Do ponto de vista técnico, os caminhos pavimentados com pedras remontam à Antiguidade, e Portugal herdou muitas estradas revestidas a pedra no período romano, herança a que os árabes deram continuidade utilizando pedras mais pequenas, organizadas de forma estruturada, de acordo com as suas funções. A essa técnica não está subjacente, na maioria dos casos, qualquer dimensão decorativa, mas apenas utilitária, pelo que, em português, ao conjunto das pedras assim colocadas, justapostas, e às ruas assim empedradas generalizou-se designar por calçada. A técnica de assentamento deste tipo de calçada funcional aproxima-se da utilizada na calçada artística portuguesa à qual se juntou a decoração herdada do mosaico.

Na Lisboa da primeira metade do século XIX, que se mantem uma cidade-estaleiro, com os escombros de muitos edifícios destruídos pelo terramoto de 1755 a pontuar ainda a paisagem urbana, vai surgir uma nova solução artística e técnica de pavimentação.

A noção de praça, da cidade burguesa renascida, impunha-se também por contraponto ao tradicional largo, e nela passava agora a nova vivência social, de uma sociedade que timidamente abandonava hábitos ancestrais de reclusão feminina, para permitir que as famílias de bens vissem e se dessem a ver. A fisionomia de Lisboa, durante esta primeira metade de Oitocentos, vai conhecer o início de uma transformação de tal maneira profunda que a cidade não voltaria a ser a mesma.
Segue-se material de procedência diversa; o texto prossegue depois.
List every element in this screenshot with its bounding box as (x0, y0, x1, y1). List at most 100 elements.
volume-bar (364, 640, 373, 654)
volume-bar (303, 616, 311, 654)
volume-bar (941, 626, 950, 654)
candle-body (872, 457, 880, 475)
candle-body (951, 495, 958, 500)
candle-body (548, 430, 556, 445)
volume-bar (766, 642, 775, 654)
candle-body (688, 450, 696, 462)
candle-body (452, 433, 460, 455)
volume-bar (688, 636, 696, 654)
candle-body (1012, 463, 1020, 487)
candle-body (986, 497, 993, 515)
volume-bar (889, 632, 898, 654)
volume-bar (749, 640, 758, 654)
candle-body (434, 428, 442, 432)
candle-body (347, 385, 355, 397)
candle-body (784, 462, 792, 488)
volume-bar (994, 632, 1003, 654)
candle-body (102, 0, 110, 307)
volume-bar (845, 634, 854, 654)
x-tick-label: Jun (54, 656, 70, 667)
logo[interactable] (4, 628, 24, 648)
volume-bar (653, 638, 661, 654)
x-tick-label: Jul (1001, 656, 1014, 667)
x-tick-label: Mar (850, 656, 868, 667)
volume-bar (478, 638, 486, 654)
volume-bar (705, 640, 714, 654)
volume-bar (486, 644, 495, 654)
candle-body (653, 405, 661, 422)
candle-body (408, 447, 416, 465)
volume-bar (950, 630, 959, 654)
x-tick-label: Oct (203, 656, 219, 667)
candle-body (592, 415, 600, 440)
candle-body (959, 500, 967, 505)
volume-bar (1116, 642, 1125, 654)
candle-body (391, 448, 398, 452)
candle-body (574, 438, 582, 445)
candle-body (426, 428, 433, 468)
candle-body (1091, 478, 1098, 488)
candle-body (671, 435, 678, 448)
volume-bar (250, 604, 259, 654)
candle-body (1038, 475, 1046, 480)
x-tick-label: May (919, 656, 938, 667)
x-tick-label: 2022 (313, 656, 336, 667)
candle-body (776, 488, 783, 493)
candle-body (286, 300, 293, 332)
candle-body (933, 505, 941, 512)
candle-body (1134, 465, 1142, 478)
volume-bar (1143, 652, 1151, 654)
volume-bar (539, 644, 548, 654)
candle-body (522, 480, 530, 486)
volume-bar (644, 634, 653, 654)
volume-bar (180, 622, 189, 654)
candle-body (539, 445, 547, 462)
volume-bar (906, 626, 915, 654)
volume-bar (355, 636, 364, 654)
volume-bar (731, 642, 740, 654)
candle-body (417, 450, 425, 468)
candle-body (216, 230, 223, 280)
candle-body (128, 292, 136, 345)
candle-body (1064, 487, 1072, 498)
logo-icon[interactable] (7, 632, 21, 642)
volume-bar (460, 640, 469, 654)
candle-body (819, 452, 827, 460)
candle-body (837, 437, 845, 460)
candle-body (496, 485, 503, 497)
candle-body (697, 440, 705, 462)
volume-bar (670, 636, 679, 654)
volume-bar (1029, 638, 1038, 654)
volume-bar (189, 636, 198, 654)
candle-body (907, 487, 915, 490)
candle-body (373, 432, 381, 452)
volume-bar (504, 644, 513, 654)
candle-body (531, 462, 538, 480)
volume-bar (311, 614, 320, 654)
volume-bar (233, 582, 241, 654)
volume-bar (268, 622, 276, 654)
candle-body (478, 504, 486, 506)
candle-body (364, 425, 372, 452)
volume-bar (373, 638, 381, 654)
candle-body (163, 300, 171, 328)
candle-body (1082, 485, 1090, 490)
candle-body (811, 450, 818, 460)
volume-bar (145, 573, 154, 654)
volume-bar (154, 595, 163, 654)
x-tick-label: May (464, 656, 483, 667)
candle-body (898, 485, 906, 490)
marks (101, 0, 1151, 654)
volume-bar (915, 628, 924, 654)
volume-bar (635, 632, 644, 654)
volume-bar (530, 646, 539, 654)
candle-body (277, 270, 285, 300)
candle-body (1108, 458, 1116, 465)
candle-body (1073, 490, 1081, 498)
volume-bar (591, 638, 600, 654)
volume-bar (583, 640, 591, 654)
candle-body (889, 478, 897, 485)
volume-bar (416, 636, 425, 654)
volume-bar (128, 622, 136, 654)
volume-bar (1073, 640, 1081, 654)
O espaço público passava a reclamar estatuto de continuação da esfera privada, com a proliferação, quase em simultâneo, de dois novos elementos decorativos muito têxteis que saiam dos interiores domésticos burgueses trazendo para a rua o conforto dos interiores da nova classe em ascensão – damascos e tapeçarias revestindo paredes, naperons cobrindo móveis e tapetes e passadeiras suavizando o chão – que no exterior se revestiam de uma outra natureza: o azulejo saía dos interiores religiosos e palacianos e assumia-se democraticamente e sem pudor nas fachadas dos prédios de rendimento, e a calçada-mosaico passa a atapetar passeios e praças. Complementava-os o mobiliário urbano, que deixava de ter uma função utilitária apenas para ganhar estatuto de decoração, candeeiros e bancos de ferro fundido e bebedouros para pessoas e animais, como complemento da estatuária e das fontes que, quais bibelots, repousavam sobre naperons de pedra.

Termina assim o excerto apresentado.